Jim Allen (playwright) - Writing Career

Writing Career

Allen began to write during his time as a miner. In 1958, he was involved in the launch and publication of The Miner, which actively recruited for the SLL. The proscription of the SLL, together with the closed shop system of the time, made it impossible for him to find work in the mining or building trades, and he decided to adopt writing as a full-time profession. In 1964, he submitted a script to Granada TV, and was taken on as a scriptwriter for the soap opera Coronation Street (1965-67), a series for which he had little time. His later play, The Talking Head (1969), recounts the experience of a talented writer driven to a nervous breakdown by the pressure of "episode delivery dates".
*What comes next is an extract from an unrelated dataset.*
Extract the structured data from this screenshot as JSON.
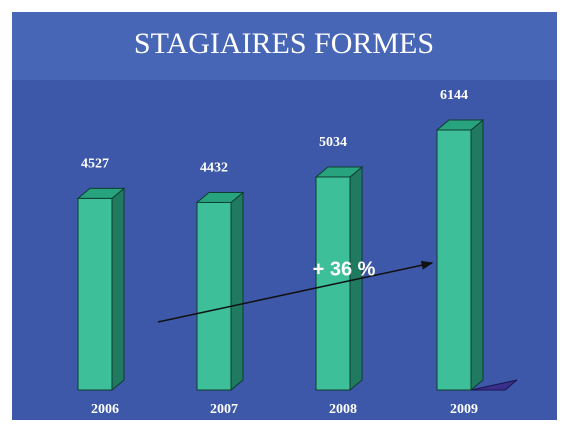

Allen's first play, The Hard Word (1966), directed by Ridley Scott, was broadcast as part of the Thirty-Minute Theatre series on BBC 2. It was followed by The Lump (1967), the first fictional work directed by Jack Gold, who had begun his career on documentaries, and broadcast as part of The Wednesday Play drama anthology series. Both plays were based on his experiences in the building trade, and The Lump features an activist worker who frequently quotes Lenin and Jack London, establishing the political nature of Allen's work which was to continue throughout his career.

Allen was introduced to Ken Loach in 1967 by Loach's regular collaborator at the time, producer Tony Garnett, who had produced The Lump. The first of Allen's plays to be directed by Loach was The Big Flame (1969), again for The Wednesday Play series. The play depicts a strike among the dockers of Liverpool, led by a Trotskyite docker against the wishes of the established union; the strike is violently broken by the army and police.

In 1975, Allen wrote, Garnett produced, and Loach directed Days of Hope, Allen's best-known work. A serial of four episodes, it tells the story of the British Labour movement between the end of the Great War in 1918 and the General Strike of 1926. The series' depiction of the British Army was the subject of much hostile criticism in the press at the time.

Allen also wrote five plays (The Rank and File (1971), A Choice of Evils (1977), The Spongers (1978), United Kingdom (1981) and Willie's Last Stand (1982)) for the BBC's Play for Today drama series, and several episodes of the Granada series Crown Court (1975-76).

Allen and Loach's most controversial production was Allen's stage play, Perdition. Presented as a courtroom drama, the play dealt with an allegation of collaboration between Hungarian Zionists and the Nazis during the Holocaust. The play was due to open at the Royal Court Theatre in January 1987, but was cancelled 36 hours before the opening night; the script was read in public at that year's Edinburgh Festival. Lord Goodman wrote in the Evening Standard on 23 January 1987: "Mr Jim Allen's description of the Holocaust can claim a high place in the table of classic anti-Semitism." The work was not produced as a stage play until 1999.

With Loach as director, Allen wrote the screenplays for three feature-length films: Hidden Agenda (1990), which portrays the murder of an American civil rights activist in Belfast, Raining Stones (1993), a kitchen-sink tragicomedy set in Middleton, Greater Manchester, and, Allen's final dramatic work, Land and Freedom (1995), telling the story of an idealistic young Communist from Liverpool who joins the Government forces in the Spanish Civil War.